Stainless Steel and Dichroic Glass Installation
Commissioned and in permanent collection by Jinji Lake Art Museum, Suzhou, China
Photo by: Siwen Chen
This work was inspired by traditional moon gate, a circular opening in classical Chinese gardens that acts both as a passageway and a distinctive Chinese architectural element. These gates imitate the shape of the full moon, so it is called the moon gate. It is an important symbol and sign of traditional Chinese culture and architecture. The work uses dichroic glass as material. The glass was invented by the NASA to prevent solar radiation. Later architects and artists found it creates fascinating visual effect and thus it has been used widely in architecture and artwork. The glass is both reflective and transparent, colors vary endlessly and delicately with changing of perspective and light.
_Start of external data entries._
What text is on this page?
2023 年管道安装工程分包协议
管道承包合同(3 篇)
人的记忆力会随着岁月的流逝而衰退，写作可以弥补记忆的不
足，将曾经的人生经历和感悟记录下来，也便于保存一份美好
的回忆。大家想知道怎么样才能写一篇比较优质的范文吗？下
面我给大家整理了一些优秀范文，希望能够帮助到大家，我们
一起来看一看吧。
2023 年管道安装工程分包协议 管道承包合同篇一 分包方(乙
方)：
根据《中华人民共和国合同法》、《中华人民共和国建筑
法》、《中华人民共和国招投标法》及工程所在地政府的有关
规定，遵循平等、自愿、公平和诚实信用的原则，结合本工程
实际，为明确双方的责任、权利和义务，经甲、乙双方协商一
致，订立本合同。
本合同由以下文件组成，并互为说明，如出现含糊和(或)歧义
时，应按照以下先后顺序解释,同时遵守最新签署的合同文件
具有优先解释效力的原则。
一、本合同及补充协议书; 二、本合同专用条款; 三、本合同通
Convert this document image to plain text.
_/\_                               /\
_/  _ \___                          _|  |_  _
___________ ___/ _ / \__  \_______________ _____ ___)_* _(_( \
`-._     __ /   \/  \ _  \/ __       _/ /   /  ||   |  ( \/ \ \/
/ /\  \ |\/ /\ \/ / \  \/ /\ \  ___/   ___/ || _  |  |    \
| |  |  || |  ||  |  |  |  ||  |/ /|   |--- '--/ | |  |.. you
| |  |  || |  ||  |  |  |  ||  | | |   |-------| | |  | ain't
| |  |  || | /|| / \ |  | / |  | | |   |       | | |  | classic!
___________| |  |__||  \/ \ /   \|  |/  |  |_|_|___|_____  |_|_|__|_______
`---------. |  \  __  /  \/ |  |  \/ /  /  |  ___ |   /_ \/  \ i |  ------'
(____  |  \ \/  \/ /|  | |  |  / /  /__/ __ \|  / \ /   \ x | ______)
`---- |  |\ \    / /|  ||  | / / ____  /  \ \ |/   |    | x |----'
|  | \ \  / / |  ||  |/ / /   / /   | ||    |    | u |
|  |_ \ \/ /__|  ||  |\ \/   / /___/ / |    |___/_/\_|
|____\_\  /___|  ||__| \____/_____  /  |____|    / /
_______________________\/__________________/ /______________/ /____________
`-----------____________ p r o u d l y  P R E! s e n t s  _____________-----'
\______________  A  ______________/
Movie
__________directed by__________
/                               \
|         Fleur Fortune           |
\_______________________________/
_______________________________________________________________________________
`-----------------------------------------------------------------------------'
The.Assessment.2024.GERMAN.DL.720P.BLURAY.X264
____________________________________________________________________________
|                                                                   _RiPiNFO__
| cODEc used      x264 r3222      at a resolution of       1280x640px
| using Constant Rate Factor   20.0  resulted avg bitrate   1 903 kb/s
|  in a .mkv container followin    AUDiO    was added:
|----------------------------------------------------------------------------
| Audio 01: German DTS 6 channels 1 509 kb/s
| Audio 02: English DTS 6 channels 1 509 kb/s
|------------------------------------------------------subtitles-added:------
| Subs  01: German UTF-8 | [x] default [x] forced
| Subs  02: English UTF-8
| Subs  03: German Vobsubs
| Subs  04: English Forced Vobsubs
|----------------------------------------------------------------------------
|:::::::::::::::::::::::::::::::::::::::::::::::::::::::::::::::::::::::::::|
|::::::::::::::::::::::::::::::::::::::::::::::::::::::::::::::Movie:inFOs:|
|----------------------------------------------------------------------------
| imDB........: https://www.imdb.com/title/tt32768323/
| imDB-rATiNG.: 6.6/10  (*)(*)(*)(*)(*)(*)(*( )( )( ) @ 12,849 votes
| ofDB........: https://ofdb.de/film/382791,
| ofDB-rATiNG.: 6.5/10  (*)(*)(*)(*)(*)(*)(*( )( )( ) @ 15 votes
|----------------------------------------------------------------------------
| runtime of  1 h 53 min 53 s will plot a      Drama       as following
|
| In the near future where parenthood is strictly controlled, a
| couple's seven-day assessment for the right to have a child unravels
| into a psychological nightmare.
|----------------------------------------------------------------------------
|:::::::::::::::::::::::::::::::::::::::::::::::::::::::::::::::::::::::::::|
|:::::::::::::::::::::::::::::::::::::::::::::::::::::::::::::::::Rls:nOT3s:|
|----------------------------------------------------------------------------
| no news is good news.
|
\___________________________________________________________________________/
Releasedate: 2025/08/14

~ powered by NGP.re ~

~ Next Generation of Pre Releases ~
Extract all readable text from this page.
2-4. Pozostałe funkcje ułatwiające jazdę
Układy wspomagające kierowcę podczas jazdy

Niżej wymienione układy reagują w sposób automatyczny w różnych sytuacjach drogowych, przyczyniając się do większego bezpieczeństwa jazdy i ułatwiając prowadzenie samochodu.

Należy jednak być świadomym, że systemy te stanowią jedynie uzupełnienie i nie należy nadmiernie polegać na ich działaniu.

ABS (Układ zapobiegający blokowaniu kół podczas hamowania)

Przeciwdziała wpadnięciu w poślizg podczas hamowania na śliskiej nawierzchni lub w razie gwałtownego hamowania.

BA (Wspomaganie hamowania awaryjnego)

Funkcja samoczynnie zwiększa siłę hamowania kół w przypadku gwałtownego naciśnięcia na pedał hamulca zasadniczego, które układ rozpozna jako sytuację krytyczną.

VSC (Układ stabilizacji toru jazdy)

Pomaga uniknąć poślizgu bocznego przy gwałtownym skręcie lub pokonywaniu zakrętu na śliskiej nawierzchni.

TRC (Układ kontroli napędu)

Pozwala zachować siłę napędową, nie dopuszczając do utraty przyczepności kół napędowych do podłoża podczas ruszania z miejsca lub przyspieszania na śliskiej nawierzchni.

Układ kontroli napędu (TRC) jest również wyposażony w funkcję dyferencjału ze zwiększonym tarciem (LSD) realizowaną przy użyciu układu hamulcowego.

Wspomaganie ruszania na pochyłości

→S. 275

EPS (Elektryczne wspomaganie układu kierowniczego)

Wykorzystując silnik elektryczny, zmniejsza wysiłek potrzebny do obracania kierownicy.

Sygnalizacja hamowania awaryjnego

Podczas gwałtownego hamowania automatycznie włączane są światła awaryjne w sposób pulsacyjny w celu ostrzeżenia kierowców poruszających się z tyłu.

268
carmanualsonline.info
In the work, each small glass piece is connected by steel cable, and there is only one fixed point in the centre, so all small glasses rotate with wind, and light and colors also change with every slight movement of glasses. These small glass squares frame the cityscape in the environment and transform it with its own fleeting and changing light and color. Real and unreal, ethereal and concrete come together. I use borrowing-scenes strategy of classical Chinese garden to create scene-within-scene visual and aesthetic effect, and provide viewers with moving images when they gaze at the work, as if they are touring around a space. Moreover, as I take the moon gate away from the context of traditional Chinese garden and put it into an urban space where people, movements, activities are busy and constantly change, thus brings a dialogue between the past and the present, the socialized and the reclusive, the practical and the meditative together. It complicates communal space with a spiritual and cultural intervention, or suspension, and creates new public life experience that is rooted in intimate relationship with tradition and contemporary life.